When the building to house this world-class equipment is completed in 2019, these microscopes will be capable of imaging not just individual biological molecules, but to visualise these molecules in action inside the cells of something as large as a roundworm or zebra fish.

“It’s the kind of microscopy that can show you living cells at extremely high resolution

and at high speed, and even living cells in a tissue context or in a whole organism,” says Professor Antoine van Oijen, Australian Research Council Laureate Fellow and Director of Molecular Horizons. “It places the molecular knowledge in a cellular context.”

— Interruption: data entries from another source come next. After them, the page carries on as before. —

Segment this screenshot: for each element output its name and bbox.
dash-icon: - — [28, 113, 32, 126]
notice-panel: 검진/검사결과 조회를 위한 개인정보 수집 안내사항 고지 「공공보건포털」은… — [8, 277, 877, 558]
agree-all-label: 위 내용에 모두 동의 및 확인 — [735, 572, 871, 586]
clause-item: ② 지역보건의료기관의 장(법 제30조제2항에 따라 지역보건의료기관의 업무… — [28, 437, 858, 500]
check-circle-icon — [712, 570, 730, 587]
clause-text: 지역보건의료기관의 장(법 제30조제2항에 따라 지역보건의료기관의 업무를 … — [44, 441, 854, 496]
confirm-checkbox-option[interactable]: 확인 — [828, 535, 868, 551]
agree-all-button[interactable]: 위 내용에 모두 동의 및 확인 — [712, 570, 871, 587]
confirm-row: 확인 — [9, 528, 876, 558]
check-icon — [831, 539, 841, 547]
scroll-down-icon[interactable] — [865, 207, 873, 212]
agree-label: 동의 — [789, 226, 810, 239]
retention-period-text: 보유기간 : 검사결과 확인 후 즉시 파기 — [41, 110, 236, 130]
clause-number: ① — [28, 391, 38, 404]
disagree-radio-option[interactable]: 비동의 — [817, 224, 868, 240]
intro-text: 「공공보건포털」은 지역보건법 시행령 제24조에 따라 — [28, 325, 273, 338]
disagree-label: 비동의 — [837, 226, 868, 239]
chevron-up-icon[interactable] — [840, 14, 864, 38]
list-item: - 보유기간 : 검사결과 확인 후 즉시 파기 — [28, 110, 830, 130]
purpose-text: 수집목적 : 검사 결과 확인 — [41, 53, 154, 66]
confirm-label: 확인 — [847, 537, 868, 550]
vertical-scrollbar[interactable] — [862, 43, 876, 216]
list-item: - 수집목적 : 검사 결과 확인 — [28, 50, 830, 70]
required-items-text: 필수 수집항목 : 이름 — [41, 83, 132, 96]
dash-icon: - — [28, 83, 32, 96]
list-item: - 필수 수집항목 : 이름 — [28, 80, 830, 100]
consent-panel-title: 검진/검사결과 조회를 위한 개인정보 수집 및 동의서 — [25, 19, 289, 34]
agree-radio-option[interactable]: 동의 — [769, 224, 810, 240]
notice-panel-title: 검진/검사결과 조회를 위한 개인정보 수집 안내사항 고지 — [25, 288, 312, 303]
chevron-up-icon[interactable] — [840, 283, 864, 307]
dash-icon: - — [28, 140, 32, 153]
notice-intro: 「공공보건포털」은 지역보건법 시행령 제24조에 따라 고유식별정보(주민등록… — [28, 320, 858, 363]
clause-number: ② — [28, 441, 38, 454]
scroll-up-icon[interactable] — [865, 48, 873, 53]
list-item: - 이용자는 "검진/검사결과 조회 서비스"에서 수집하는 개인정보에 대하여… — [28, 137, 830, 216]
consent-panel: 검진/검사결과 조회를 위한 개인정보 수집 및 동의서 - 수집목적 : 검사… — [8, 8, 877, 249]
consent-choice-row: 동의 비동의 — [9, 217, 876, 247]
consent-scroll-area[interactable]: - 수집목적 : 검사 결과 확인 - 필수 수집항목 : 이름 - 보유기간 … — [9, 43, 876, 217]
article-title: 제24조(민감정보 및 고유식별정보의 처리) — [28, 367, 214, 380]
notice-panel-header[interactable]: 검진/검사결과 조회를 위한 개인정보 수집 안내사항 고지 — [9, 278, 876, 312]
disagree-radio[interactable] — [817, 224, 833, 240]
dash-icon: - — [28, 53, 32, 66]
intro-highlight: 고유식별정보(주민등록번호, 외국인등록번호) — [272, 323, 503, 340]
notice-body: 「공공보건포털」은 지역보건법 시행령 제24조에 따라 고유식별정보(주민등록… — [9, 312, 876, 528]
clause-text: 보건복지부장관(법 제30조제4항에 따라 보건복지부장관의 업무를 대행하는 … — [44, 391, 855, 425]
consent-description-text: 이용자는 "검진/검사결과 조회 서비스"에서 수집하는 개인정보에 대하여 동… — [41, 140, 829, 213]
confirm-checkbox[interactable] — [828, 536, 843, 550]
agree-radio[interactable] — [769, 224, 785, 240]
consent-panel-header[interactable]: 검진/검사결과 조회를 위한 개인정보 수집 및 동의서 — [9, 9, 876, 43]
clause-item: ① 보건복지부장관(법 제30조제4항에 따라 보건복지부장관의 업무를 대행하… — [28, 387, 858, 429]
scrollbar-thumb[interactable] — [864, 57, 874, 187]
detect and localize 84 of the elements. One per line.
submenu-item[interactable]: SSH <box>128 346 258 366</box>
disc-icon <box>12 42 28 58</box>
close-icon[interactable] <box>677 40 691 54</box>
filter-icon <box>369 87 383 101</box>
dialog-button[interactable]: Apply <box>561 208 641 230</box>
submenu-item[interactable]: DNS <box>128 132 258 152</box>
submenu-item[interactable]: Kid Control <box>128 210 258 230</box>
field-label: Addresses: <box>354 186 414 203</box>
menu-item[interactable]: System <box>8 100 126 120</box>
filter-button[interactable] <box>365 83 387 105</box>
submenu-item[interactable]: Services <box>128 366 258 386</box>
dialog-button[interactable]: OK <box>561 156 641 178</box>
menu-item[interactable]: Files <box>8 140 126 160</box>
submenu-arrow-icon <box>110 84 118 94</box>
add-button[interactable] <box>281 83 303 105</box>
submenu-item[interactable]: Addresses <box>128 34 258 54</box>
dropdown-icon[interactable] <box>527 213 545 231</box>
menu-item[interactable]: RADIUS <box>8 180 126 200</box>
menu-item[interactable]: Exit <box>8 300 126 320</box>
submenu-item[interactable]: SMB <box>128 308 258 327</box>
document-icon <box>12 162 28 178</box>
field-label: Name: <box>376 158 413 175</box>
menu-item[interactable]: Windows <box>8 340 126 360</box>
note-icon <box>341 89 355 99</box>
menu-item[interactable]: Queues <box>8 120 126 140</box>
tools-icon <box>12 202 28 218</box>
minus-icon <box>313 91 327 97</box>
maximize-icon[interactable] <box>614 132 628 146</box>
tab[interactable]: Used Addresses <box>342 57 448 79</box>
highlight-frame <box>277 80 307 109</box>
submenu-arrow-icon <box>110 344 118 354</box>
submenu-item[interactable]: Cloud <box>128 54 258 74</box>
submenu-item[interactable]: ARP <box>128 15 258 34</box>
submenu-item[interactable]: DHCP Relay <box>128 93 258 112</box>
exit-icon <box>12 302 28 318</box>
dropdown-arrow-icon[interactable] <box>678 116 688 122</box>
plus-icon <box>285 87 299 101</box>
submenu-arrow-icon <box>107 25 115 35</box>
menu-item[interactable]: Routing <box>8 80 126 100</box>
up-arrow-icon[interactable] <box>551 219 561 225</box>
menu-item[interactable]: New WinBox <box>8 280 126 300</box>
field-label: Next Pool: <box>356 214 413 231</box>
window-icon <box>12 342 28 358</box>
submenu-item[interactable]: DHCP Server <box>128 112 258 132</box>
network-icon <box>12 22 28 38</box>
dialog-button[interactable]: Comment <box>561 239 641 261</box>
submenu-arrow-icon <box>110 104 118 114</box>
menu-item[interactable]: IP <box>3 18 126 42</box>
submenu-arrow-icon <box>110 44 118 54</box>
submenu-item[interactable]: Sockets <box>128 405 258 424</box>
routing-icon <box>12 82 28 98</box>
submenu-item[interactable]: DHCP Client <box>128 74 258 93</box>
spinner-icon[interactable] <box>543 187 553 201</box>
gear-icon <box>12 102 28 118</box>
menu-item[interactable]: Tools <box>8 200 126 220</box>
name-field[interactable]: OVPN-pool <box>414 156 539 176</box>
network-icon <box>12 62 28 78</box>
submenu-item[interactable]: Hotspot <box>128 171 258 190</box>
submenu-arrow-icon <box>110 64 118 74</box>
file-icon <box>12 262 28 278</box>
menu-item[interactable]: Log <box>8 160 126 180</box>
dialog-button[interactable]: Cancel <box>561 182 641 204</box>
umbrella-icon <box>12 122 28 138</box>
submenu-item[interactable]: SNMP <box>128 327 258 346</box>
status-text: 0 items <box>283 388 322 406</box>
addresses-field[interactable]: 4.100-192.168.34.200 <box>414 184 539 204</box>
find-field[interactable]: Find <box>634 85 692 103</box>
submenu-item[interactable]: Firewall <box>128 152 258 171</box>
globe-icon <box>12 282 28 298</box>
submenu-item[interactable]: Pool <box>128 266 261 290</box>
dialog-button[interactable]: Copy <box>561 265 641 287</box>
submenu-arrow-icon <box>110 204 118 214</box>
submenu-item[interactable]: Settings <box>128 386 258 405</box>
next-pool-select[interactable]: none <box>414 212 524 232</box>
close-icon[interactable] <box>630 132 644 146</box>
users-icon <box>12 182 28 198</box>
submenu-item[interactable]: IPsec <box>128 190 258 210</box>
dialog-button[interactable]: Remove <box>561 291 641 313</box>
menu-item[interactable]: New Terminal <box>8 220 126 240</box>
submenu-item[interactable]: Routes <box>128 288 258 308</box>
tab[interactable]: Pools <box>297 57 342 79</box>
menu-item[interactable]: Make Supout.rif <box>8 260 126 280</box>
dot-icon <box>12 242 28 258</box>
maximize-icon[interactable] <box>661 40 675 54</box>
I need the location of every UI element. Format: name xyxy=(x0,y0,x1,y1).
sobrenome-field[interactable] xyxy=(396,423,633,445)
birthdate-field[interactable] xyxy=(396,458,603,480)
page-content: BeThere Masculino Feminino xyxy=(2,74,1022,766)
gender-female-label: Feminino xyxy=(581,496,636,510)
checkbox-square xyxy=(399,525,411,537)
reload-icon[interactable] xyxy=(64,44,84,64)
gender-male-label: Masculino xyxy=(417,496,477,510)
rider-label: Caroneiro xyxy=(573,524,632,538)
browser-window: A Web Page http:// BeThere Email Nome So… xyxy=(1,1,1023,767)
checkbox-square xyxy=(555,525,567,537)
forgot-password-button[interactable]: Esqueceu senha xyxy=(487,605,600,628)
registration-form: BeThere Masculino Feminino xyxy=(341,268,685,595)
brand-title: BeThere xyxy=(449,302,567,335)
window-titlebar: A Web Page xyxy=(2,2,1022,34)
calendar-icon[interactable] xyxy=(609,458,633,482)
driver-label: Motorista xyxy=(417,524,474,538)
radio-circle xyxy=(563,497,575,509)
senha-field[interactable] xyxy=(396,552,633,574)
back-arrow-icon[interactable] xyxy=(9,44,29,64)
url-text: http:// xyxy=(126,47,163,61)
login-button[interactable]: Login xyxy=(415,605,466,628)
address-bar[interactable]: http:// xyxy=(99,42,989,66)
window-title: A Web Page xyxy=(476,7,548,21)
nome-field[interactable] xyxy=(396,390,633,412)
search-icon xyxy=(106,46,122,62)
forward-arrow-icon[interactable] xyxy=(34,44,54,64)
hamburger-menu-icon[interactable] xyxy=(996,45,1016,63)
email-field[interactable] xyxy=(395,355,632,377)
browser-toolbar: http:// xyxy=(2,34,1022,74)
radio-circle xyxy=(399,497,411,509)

This incredibly high-resolution microscopy generates vast amounts of data; potentially hundreds of terabytes every day. When it was developing the Molecular Horizons initiative, the University of Wollongong had the choice of either investing in its own data storage and processing capacity, or to collaborate with an institution that had already established that infrastructure. It went with the latter, and with MASSIVE.

The Molecular Horizons centre now transmits data from its cryo-electron microscope—which is already up and running—to MASSIVE via a

high-speed glass-fibre connection. At MASSIVE, those hundreds of thousands of noisy images are cleaned and processed to generate the high-quality three-dimensional images of whatever protein or protein complex researchers are interested in. This agreement sets a benchmark for networks of data-gener- ating microscopy and data-processing institutions such as MASSIVE, which is vital when dealing with such expensive pieces of equipment, van Oijen says.

“MASSIVE plays a key role there because they’re setting up an ecosystem that allows people to do that,” he says. “And that’s really the strength—it’s not just the massive storage and computational capacity, it’s the way they have started to look at how people interact with their data.”